MILITARYSEQUESTER
Air Reserve Technicians perform maintenance on the C-17A Globemaster at March Air Reserve Base in Riverside. The base is one of many bases that will be affected by the Federal sequestration. (Gabriel Luis Acosta/Staff Photographer)
Humanitarian losses: Missions like Hurricane Sandy relief could be curtailed.
$85 billion: Regionally, March Air Force base looks at major hit to its budget.

Posted: 03/15/2013 07:17:12 PM PDT
Updated: 03/15/2013 09:49:23 PM PDT

Photo Gallery: March Air Reserve Base Washington’s recent failure to meet politicians’ self-imposed deadline for broad-based budget cuts does not seem to have yet had much effect on average Americans, but its impacts on the military are on pace to “snowball”.

That’s the word from Lt. Col Don Traud at March Air Reserve Base in Riverside, home of the 452nd Air Mobility Wing.

The 452nd’s pilots and crew members take flight in C-17 Globemaster jets and KC-135R Stratotankers, which are respectively deployed to transport personnel and cargo and conduct air refueling missions.

“One of our biggest missions is actually picking up the wounded in the Middle East and fly them to Germany, or if they need critical care, fly them back here,” Traud said.

At March, cutbacks may lead to a reduced capability to perform humainitarian missions.
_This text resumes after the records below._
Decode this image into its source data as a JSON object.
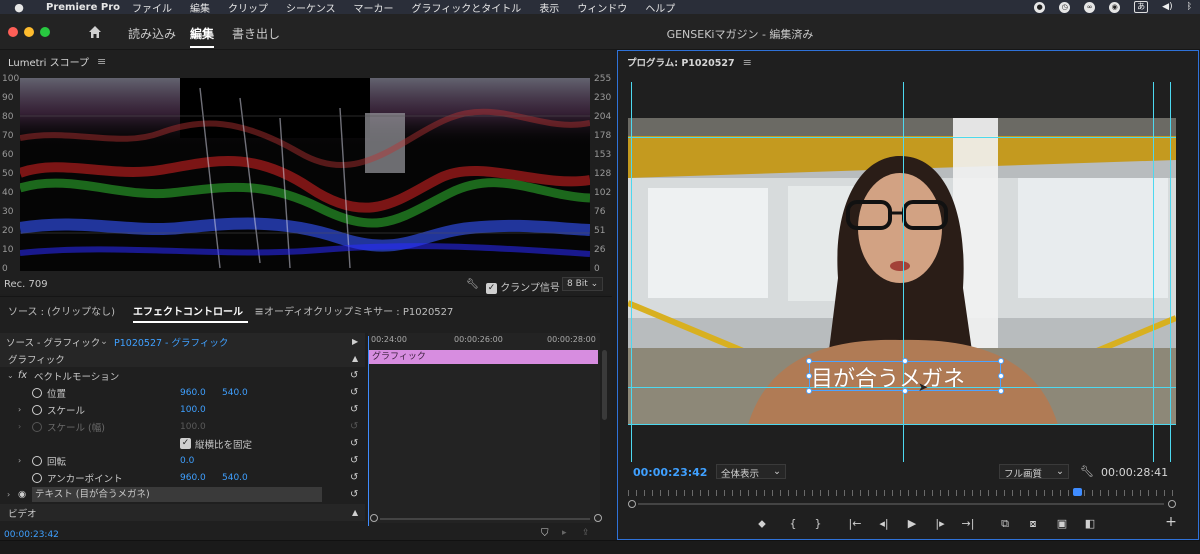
{
  "menubar": {
    "app_name": "Premiere Pro",
    "items": [
      "ファイル",
      "編集",
      "クリップ",
      "シーケンス",
      "マーカー",
      "グラフィックとタイトル",
      "表示",
      "ウィンドウ",
      "ヘルプ"
    ],
    "status_icons": [
      "record-icon",
      "clock-icon",
      "cc-icon",
      "cd-icon",
      "あ",
      "volume-icon",
      "bluetooth-icon"
    ],
    "ime_label": "あ"
  },
  "titlebar": {
    "workspaces": [
      "読み込み",
      "編集",
      "書き出し"
    ],
    "active_workspace": "編集",
    "document_title": "GENSEKiマガジン - 編集済み"
  },
  "lumetri": {
    "title": "Lumetri スコープ",
    "left_scale": [
      "100",
      "90",
      "80",
      "70",
      "60",
      "50",
      "40",
      "30",
      "20",
      "10",
      "0"
    ],
    "right_scale": [
      "255",
      "230",
      "204",
      "178",
      "153",
      "128",
      "102",
      "76",
      "51",
      "26",
      "0"
    ],
    "color_space": "Rec. 709",
    "clamp_label": "クランプ信号",
    "clamp_checked": true,
    "bit_depth": "8 Bit"
  },
  "effect_controls": {
    "tabs": [
      "ソース : (クリップなし)",
      "エフェクトコントロール",
      "オーディオクリップミキサー : P1020527"
    ],
    "active_tab": "エフェクトコントロール",
    "source_label": "ソース - グラフィック",
    "sequence_label": "P1020527 - グラフィック",
    "section_graphic": "グラフィック",
    "vector_motion": "ベクトルモーション",
    "props": {
      "position": {
        "label": "位置",
        "x": "960.0",
        "y": "540.0"
      },
      "scale": {
        "label": "スケール",
        "value": "100.0"
      },
      "scale_width": {
        "label": "スケール (幅)",
        "value": "100.0"
      },
      "uniform_scale": {
        "label": "縦横比を固定",
        "checked": true
      },
      "rotation": {
        "label": "回転",
        "value": "0.0"
      },
      "anchor": {
        "label": "アンカーポイント",
        "x": "960.0",
        "y": "540.0"
      }
    },
    "text_layer": "テキスト (目が合うメガネ)",
    "section_video": "ビデオ",
    "current_time": "00:00:23:42",
    "timeline_ticks": [
      "00:24:00",
      "00:00:26:00",
      "00:00:28:00"
    ],
    "clip_name": "グラフィック"
  },
  "program": {
    "title": "プログラム: P1020527",
    "caption": "目が合うメガネ",
    "current_time": "00:00:23:42",
    "zoom": "全体表示",
    "quality": "フル画質",
    "duration": "00:00:28:41",
    "controls": [
      "marker-icon",
      "in-point-icon",
      "out-point-icon",
      "go-to-in-icon",
      "step-back-icon",
      "play-icon",
      "step-forward-icon",
      "go-to-out-icon",
      "insert-icon",
      "overwrite-icon",
      "export-frame-icon",
      "compare-icon",
      "add-button-icon"
    ],
    "control_glyphs": [
      "⬥",
      "{",
      "}",
      "|←",
      "◂|",
      "▶",
      "|▸",
      "→|",
      "⧉",
      "⧇",
      "▣",
      "◧",
      "+"
    ]
  },
  "colors": {
    "accent_blue": "#3fa0ff",
    "guide_cyan": "#4dd8f0",
    "clip_pink": "#d78de0",
    "monitor_border": "#2f72d8"
  }
}
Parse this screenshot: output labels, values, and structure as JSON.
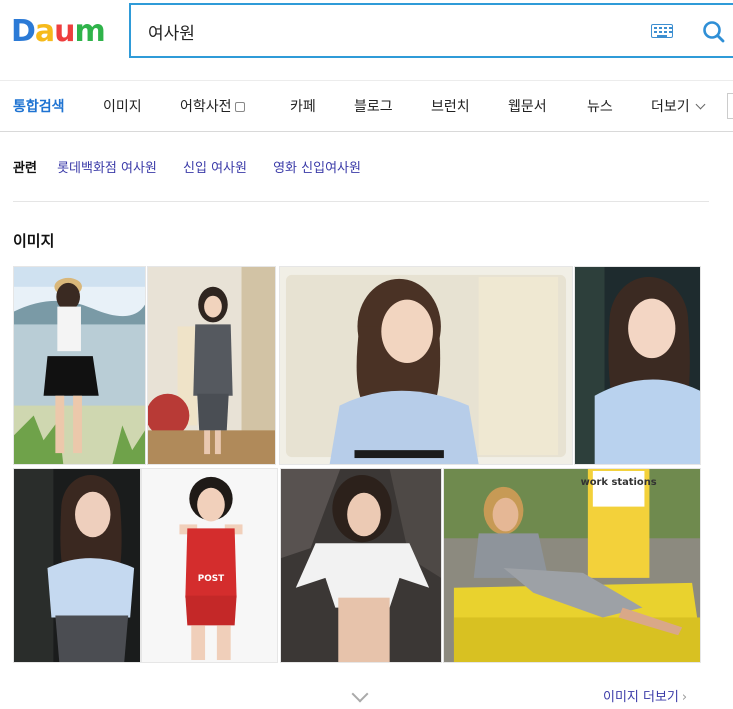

March pilots have flown relief missions after crises such as Hurricane Sandy and earthquakes in Japan and Haiti, but planned reductions in training time may result in pilots not having enough hours clocked in to be considered mission-ready.

Traud said those training cuts are set to affect the entire Air Force, as of next month.

Reduced flight training is but one effect of the budget cuts, known in political parlance as “sequestration.”

The cuts began to go into effect March 1 and are expected to total $85 billion during the fiscal year ending in September.

About half of that amount is to be cut from the military’s budget.

Absent any changes, the cuts would total roughly $1.2 trillion over the coming decade.

Elsewhere in Southern California, sequestration may lead to the closure of Federal Aviation Administration towers at Air Force Plant 42 near Palmdale. The L.A. Jobs Defense Council on Wednesday sent a letter to the FAA asking the tower be exempted for cuts.

The irony of sequestration was that the cuts were considered to be so broad-based and lacking in strategic direction that politicians would have forced themselves to negotiate a more sensible deficit reduction plan.

Any resolution to cut spending would have almost certainly involved unpopular decisions, but politicians’ failure to reach an accord means the government has now imposed cuts that are not only unpopular, but as President Obama said two weeks ago, “dumb.”

In 2011, the president signed the law that made sequestration possible.